Après plusieurs mois de hauts et de bas, j’en ai déduis que si je me laissais aller et que je controlais pas ces « crises », c’était parce que mon corps en avait besoin, et que je devais augmenter mes calories par jour. Je suis alors difficilement repassée à 1200 par jour, nombre de kcal minimum nécessaire au bon fonctionnement de mon métabolisme de base. J’avais l’impression de manger tout le temps, de m’empifrer, mais progressivement, mon humeur s’est améliorée. J’ai repris du poil de la bete, je ne voyais plus la vie en noir, ce qui m’a donné plus de force encore pour combattre mon anorexie. J’ai alors rencontré mon ami actuel, qui m’a aidée à reprendre progressivement confiance en moi. Il avait déjà eu affaire à l’anorexie, sa mère en ayant été victime quelques années auparavant. Il m’a fait comprendre qu’il ne m’aimait pas pour mon poids, pour ma silhouette mais pour celle que j’étais, et que 5 kilos en plus ou en moins ne changeraient rien. Qui plus est, m’a-t-il dit… « quelques kilos en plus ne te feraient pas de mal, tu serais plus belle encore ». Formule magique, révélatrice. Mes troubles ont disparus progressivement. Mes carrences se sont comblées. Mon corps, privé pendant si longtemps a tout d’abord stocké la nourriture, tant désirée, mécanisme de prévention de mon corps sans doute, en prévision d’une possible rechute. Mais il n’y en a pas eu. Aujourd’hui, je fonds ! Je reperds les quelques kilos repris, sans efforts, au contraire, je me fais plaisir. Mais mon corps a compris que je ne le priverai plus, il dispose des calories à sa guise, et mon alimention reste très saine, comme en période de régime pour une personne normale. […] Je mange à ma faim. C’est mon estomac qui commande et non plus ma tete. Je me réserve une exception par semaine, ou je ne compte pas durant toute la journée, et je me fais plaisir, le soir une petite coupe de champagne, un bon diner au restaurant par exemple.
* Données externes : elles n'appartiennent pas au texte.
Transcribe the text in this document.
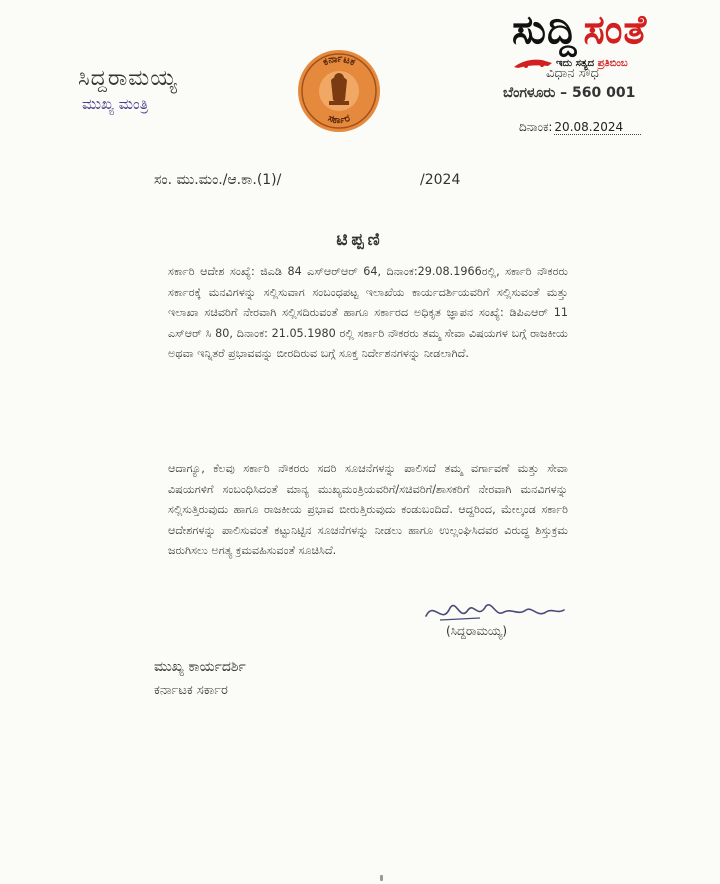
ಸುದ್ದಿ ಸಂತೆ
ಇದು ಸತ್ಯದ ಪ್ರತಿಬಿಂಬ
ಸಿದ್ದರಾಮಯ್ಯ
ಮುಖ್ಯ ಮಂತ್ರಿ
ಕರ್ನಾಟಕ
ಸರ್ಕಾರ
ವಿಧಾನ ಸೌಧ
ಬೆಂಗಳೂರು – 560 001
ದಿನಾಂಕ: 20.08.2024
ಸಂ. ಮು.ಮಂ./ಆ.ಕಾ.(1)/	/2024
ಟಿಪ್ಪಣಿ
ಸರ್ಕಾರಿ ಆದೇಶ ಸಂಖ್ಯೆ: ಜಿಎಡಿ 84 ಎಸ್‌ಆರ್‌ಆರ್ 64, ದಿನಾಂಕ:29.08.1966ರಲ್ಲಿ, ಸರ್ಕಾರಿ ನೌಕರರು ಸರ್ಕಾರಕ್ಕೆ ಮನವಿಗಳನ್ನು ಸಲ್ಲಿಸುವಾಗ ಸಂಬಂಧಪಟ್ಟ ಇಲಾಖೆಯ ಕಾರ್ಯದರ್ಶಿಯವರಿಗೆ ಸಲ್ಲಿಸುವಂತೆ ಮತ್ತು ಇಲಾಖಾ ಸಚಿವರಿಗೆ ನೇರವಾಗಿ ಸಲ್ಲಿಸದಿರುವಂತೆ ಹಾಗೂ ಸರ್ಕಾರದ ಅಧಿಕೃತ ಜ್ಞಾಪನ ಸಂಖ್ಯೆ: ಡಿಪಿಎಆರ್ 11 ಎಸ್‌ಆರ್ ಸಿ 80, ದಿನಾಂಕ: 21.05.1980 ರಲ್ಲಿ ಸರ್ಕಾರಿ ನೌಕರರು ತಮ್ಮ ಸೇವಾ ವಿಷಯಗಳ ಬಗ್ಗೆ ರಾಜಕೀಯ ಅಥವಾ ಇನ್ನಿತರೆ ಪ್ರಭಾವವನ್ನು ಬೀರದಿರುವ ಬಗ್ಗೆ ಸೂಕ್ತ ನಿರ್ದೇಶನಗಳನ್ನು ನೀಡಲಾಗಿದೆ.
ಆದಾಗ್ಯೂ, ಕೆಲವು ಸರ್ಕಾರಿ ನೌಕರರು ಸದರಿ ಸೂಚನೆಗಳನ್ನು ಪಾಲಿಸದೆ ತಮ್ಮ ವರ್ಗಾವಣೆ ಮತ್ತು ಸೇವಾ ವಿಷಯಗಳಿಗೆ ಸಂಬಂಧಿಸಿದಂತೆ ಮಾನ್ಯ ಮುಖ್ಯಮಂತ್ರಿಯವರಿಗೆ/ಸಚಿವರಿಗೆ/ಶಾಸಕರಿಗೆ ನೇರವಾಗಿ ಮನವಿಗಳನ್ನು ಸಲ್ಲಿಸುತ್ತಿರುವುದು ಹಾಗೂ ರಾಜಕೀಯ ಪ್ರಭಾವ ಬೀರುತ್ತಿರುವುದು ಕಂಡುಬಂದಿದೆ. ಆದ್ದರಿಂದ, ಮೇಲ್ಕಂಡ ಸರ್ಕಾರಿ ಆದೇಶಗಳನ್ನು ಪಾಲಿಸುವಂತೆ ಕಟ್ಟುನಿಟ್ಟಿನ ಸೂಚನೆಗಳನ್ನು ನೀಡಲು ಹಾಗೂ ಉಲ್ಲಂಘಿಸಿದವರ ವಿರುದ್ಧ ಶಿಸ್ತುಕ್ರಮ ಜರುಗಿಸಲು ಅಗತ್ಯ ಕ್ರಮವಹಿಸುವಂತೆ ಸೂಚಿಸಿದೆ.
(ಸಿದ್ದರಾಮಯ್ಯ)
ಮುಖ್ಯ ಕಾರ್ಯದರ್ಶಿ
ಕರ್ನಾಟಕ ಸರ್ಕಾರ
Je passe mes concours dans une semaine, et je suis prete, j’ai réussi à reprendre mon travail. J’ai le sourire constamment, et je réalise à présent ce que j’étais prête à abandonner, ce à quoi je tournais le dos, à tous les plaisirs de la vie.
MANGEZ ! Sans culpabiliser, sans regretter, sans peur du regard des autres. Mangez.